Modern Dönemde Ortaya Çıkan Çarpık Anlayışlar
Her kaliteli şeyin taklidi yapıldığı gibi, muazzam bir ilim olan tefsir ilmine de ehil olmayan birçokları müdahil olmuş, “tefsir yapıyoruz” diyerek, Kelamullâh’la alâkası olmayan birçok yalan yanlış manalar ortaya atmış, heva ve heveslerine göre, âyet-i kerîmelerin manalarını çarpıtmışlardır. Asrımızda bu tür akımlar günbegün artış göstermektedir. Bu akımlar arasında, “Kur’an Müslümanlığı” adı altında, İslam’ı sadece Kur’an’a göre anladığını savunan, sünnet-i seniyyeden yüz çevirmiş çarpık anlayış özellikle dikkat çekmektedir. Oysaki Allah Te‘âlâ’nın kelâmını, o kelâmın sahibini hakkıyla tanımadan, bilmeden tefsire yeltenmek, kelâmın sahibini göz ardı eden, gayrı İslâmî bir yaklaşımdır.

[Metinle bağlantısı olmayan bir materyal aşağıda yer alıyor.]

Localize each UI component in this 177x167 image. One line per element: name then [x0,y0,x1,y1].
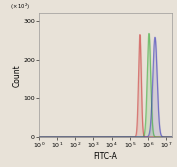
Y-axis label: Count: Count [13,64,22,87]
X-axis label: FITC-A: FITC-A [93,152,117,161]
Text: $(\times\,10^2)$: $(\times\,10^2)$ [10,2,30,12]
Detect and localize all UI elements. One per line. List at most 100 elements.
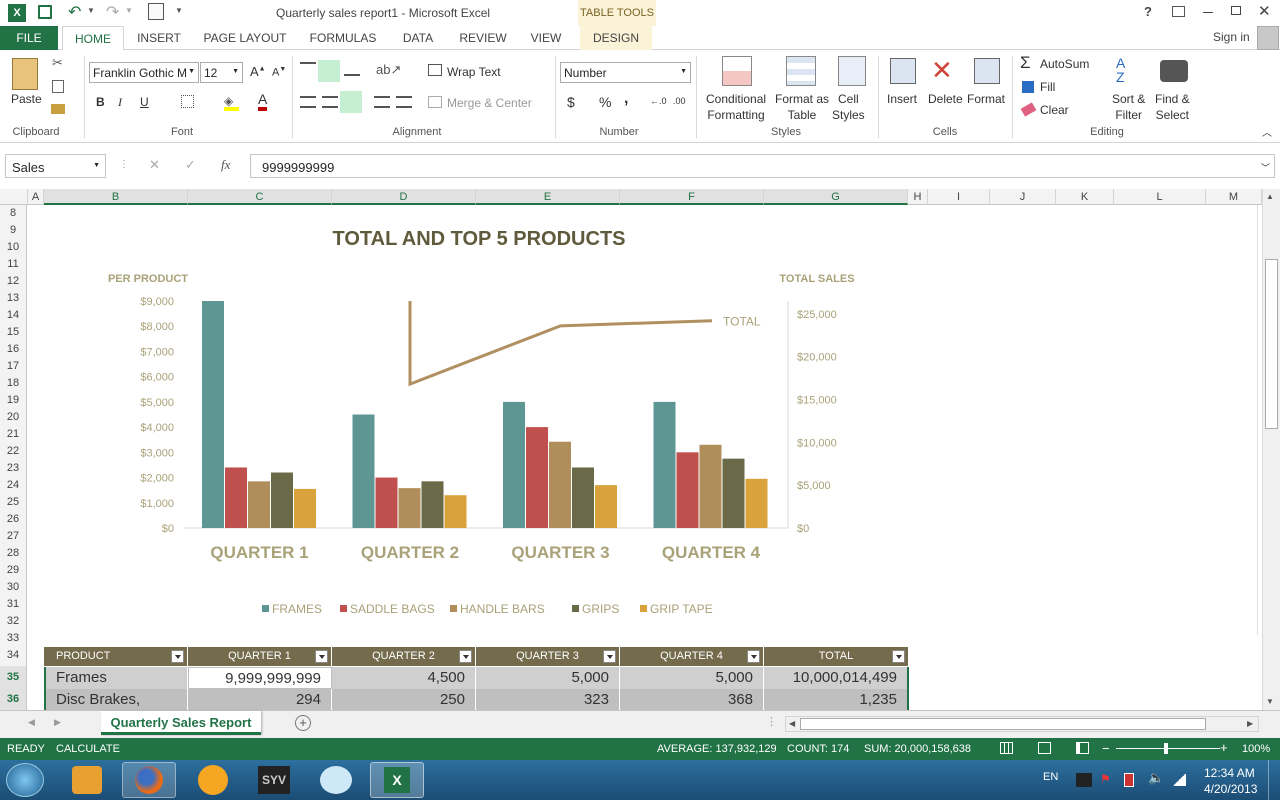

Bize düşen, Kur’ân-ı Kerîm’e asırlar boyunca yoğun mesai harcamış, Kelâmullâh’ı anlama, anlatma ve tefsir konusunda âzamî gayret göstermiş, Kur’ân-ı Kerîm’i her yönüyle, çok farklı üslup ve ilim dallarına göre tefsir etmiş ve bu çalışmalarında edebi elden bırakmamış müfessirlerimize müracaat etmektir. Nitekim Mahmud Efendi Hazretlerimizin riyasetinde ilmî bir heyet tarafından hazırlanarak neşredilen Rûhu’l-Furkân tefsiri de, tevârüs etmiş olduğumuz tefsir birikimimizi günümüzde halkla buluşturan müstesna bir eser olarak istifâdemize sunulmuştur. Mevlâ Te‘âlâ, müstefîd eyesin!
Dipnotlar
[1] Zümer Sûresi:23.
[2] Dini Terimler Sözlüğü, Kurul, D.İ.B. Yayınları, 2009, s 559.